In connection with our representation of the Company, and as a basis for the opinion hereinafter set forth, we have examined originals, or copies certified or otherwise identified to our satisfaction, of the following:
| (1) | the Registration Statement; |
| (2) | the Company’s Articles of Incorporation, as amended to the date hereof (the “Charter”); |
| (3) | the Company’s Bylaws, as amended to the date hereof (the “Bylaws”); and |
| (4) | such other documents and records and other certificates and instruments and matters of law as we have deemed necessary or appropriate to express the opinion set forth below, subject to the assumptions, limitations and qualifications stated herein. |
In rendering the opinions set forth below, we have assumed the genuineness of all signatures, the legal capacity of natural persons, the authenticity of all documents submitted to us as originals, the conformity to original documents of all documents submitted to us as duplicates or certified or conformed copies, and the authenticity of the originals of such latter documents. We have also assumed that (i) at the time of execution, authentication, issuance and delivery of the Debt Securities, the applicable Indenture will be the valid and legally binding obligation of the Trustee, (ii) at the time of execution, authentication, issuance and delivery of Depositary Shares, the Deposit Agreement will be the valid and legally binding obligation of the Depositary and (iii) at the time of execution, countersignature, issuance and delivery of any Warrants, each Warrant Agreement will be the valid and legally binding obligation of each Counterparty thereto.
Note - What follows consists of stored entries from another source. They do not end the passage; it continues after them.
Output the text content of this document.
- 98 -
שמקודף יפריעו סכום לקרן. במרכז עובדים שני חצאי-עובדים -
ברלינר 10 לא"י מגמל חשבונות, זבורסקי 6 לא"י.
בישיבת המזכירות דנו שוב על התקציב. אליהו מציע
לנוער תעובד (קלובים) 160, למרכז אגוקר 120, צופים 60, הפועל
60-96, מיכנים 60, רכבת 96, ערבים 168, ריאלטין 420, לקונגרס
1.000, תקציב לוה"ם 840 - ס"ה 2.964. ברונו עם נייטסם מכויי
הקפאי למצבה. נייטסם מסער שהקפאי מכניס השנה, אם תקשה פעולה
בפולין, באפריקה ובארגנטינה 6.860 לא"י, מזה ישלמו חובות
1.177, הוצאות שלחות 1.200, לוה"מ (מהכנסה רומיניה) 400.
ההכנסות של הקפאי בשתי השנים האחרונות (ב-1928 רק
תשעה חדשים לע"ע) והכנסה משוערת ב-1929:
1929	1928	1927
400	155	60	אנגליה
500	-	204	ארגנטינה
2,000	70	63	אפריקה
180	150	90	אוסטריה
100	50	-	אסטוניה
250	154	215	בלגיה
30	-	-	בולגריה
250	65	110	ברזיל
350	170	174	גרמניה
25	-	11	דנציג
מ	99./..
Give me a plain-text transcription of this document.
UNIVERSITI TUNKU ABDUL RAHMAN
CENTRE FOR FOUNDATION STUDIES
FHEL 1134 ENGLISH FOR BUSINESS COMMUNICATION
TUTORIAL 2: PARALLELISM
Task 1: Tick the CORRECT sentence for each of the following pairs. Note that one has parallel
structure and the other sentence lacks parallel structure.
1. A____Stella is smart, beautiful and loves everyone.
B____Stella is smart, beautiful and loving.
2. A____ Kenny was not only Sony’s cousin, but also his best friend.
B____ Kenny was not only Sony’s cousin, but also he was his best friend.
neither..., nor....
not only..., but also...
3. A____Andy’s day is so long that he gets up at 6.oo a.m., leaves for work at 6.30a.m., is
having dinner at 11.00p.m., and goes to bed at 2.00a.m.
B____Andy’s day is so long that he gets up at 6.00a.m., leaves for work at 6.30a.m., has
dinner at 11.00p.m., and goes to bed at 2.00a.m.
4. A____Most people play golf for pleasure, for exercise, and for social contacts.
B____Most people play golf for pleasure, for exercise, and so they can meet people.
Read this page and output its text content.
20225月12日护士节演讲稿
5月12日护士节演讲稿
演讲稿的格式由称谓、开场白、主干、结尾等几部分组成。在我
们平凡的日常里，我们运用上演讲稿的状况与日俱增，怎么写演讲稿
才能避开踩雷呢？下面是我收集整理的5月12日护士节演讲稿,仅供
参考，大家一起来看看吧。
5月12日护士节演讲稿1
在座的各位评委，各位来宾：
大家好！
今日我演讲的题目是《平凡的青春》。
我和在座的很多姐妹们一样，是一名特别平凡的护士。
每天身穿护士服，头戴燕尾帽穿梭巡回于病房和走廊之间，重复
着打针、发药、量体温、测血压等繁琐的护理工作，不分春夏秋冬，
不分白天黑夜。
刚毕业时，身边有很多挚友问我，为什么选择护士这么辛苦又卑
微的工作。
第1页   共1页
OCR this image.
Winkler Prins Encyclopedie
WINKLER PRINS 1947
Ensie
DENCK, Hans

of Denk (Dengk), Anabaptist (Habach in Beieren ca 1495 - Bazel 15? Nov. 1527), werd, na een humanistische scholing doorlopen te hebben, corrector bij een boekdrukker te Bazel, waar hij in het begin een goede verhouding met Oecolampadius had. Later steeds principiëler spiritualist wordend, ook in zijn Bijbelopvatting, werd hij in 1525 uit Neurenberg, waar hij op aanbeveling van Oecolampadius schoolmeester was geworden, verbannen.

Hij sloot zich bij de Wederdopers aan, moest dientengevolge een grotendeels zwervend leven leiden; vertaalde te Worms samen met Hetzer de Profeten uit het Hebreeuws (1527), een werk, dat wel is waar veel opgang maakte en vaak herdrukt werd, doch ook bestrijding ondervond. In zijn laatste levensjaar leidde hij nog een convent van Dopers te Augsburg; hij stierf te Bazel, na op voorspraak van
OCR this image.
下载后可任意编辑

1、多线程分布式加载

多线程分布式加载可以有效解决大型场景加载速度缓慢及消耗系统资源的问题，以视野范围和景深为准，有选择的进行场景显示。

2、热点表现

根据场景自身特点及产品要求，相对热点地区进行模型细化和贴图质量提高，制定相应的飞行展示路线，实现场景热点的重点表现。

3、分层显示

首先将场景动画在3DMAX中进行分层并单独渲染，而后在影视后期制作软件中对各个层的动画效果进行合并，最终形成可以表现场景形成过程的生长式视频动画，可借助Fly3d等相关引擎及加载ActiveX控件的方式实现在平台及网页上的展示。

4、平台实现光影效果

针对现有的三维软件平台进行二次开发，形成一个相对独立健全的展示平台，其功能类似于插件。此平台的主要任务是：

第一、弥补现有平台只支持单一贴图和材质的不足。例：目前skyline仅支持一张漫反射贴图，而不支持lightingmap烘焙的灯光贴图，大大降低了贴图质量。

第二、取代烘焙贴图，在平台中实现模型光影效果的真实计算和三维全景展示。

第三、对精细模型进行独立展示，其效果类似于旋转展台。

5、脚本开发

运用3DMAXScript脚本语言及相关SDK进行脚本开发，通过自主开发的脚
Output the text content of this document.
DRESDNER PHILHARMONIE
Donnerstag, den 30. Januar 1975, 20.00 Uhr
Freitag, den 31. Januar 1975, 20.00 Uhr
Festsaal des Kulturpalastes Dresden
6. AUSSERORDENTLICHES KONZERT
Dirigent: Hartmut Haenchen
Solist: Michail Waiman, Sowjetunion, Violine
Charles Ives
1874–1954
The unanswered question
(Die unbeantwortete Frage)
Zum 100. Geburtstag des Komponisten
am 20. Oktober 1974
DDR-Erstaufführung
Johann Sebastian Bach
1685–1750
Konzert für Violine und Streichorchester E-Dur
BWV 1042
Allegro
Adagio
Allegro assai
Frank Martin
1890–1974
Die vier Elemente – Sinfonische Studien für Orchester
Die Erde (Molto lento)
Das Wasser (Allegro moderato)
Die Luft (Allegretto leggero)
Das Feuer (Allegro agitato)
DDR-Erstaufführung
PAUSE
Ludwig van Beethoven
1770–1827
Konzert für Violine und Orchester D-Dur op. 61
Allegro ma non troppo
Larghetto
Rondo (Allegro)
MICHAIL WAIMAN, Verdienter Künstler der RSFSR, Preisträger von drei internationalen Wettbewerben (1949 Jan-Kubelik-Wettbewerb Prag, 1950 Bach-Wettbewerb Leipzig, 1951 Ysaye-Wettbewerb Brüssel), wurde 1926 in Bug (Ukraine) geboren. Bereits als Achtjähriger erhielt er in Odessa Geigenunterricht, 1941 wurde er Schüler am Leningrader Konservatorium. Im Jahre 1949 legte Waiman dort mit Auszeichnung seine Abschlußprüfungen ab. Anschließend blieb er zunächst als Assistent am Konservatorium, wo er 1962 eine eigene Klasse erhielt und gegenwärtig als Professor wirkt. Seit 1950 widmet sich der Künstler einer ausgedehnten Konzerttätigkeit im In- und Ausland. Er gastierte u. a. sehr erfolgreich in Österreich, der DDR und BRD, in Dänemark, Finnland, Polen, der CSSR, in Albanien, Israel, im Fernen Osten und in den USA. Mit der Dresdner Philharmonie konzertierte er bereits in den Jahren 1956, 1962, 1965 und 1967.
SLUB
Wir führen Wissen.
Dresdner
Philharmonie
As to matters of fact material to this opinion, we have relied to the extent we deemed reasonably appropriate upon representations or certificates of officers or directors of the Company, without independently verifying the accuracy of such documents, records and instruments.
In connection with the issuance of the Debt Securities, we have assumed further that (i) at the time of the execution and delivery of the Subordinated Indenture, such Subordinated Indenture will have been duly authorized, executed and delivered by the Company, as the case may be, (ii) at the time of execution, authentication, issuance and delivery of the Debt Securities, each will have been duly authorized, executed and delivered by the Company, and (iii) the execution, delivery and performance by the Company of the Indenture, the Debt Securities will not violate the laws of any jurisdiction (provided that as to the laws of the State of Florida and the federal laws of the United States we make no such assumption).
In connection with the issuance of Depositary Shares, we have assumed further that (i) at the time of execution, countersignature, issuance and delivery of any Depositary Shares, the related Deposit Agreement will have been duly authorized, executed and delivered by the Company, and (ii) the execution, delivery and performance by the Company of such Deposit Agreement and such Depositary Shares will not violate the laws of any jurisdiction (provided that as to the laws of the State of Florida and the federal laws of the United States we make no such assumption).
In connection with the issuance of Warrants and the Stock Purchase Contracts, we have assumed further that (i) at the time of execution, countersignature, issuance and delivery of any Warrant Agreement or Stock Purchase Contract, such Warrant Agreement or Stock Purchase Contract, as applicable, will have been duly authorized, executed and delivered by the Company, and (ii) the execution, delivery and performance by the Company of such Warrant Agreement or Stock Purchase Agreement, as applicable, will not violate the laws of any jurisdiction (provided that as to the laws of the State of Florida and the federal laws of the United States we make no such assumption).
We have further assumed that: (i) there will be no changes to the documents described above after the date hereof which would affect the opinions expressed; (ii) the Registration Statement and any amendments thereto will be effective under the Securities Act, that no stop orders will have been issued by the Commission with respect to the Registration Statement and that the Registration Statement will comply with all applicable laws at the time the Securities are offered or issued as contemplated by the Registration Statement; (iii) an appropriate Prospectus Supplement, free writing prospectus or term sheet relating to the Securities offered thereby will have been prepared and filed with the Commission in compliance with the Securities Act and will comply with all applicable laws at the time the Securities are offered or issued as contemplated by the Registration Statement; (iv) all Securities will be issued and sold in compliance with the applicable provisions of the Securities Act, the Trust Indenture Act of 1939, as amended, and the securities or blue sky laws of various states and in the manner stated in the Registration Statement and the applicable Prospectus Supplement; (v) any purchase, underwriting or similar agreement relating to Securities being offered will have been duly authorized, executed and delivered by the Company and the other parties thereto; and (vi) in connection with the issuance of any Securities, an adequate number of authorized and unissued shares of Common Stock or Preferred Stock, as applicable, will be available for issuance under the Company’s Charter, as then in effect.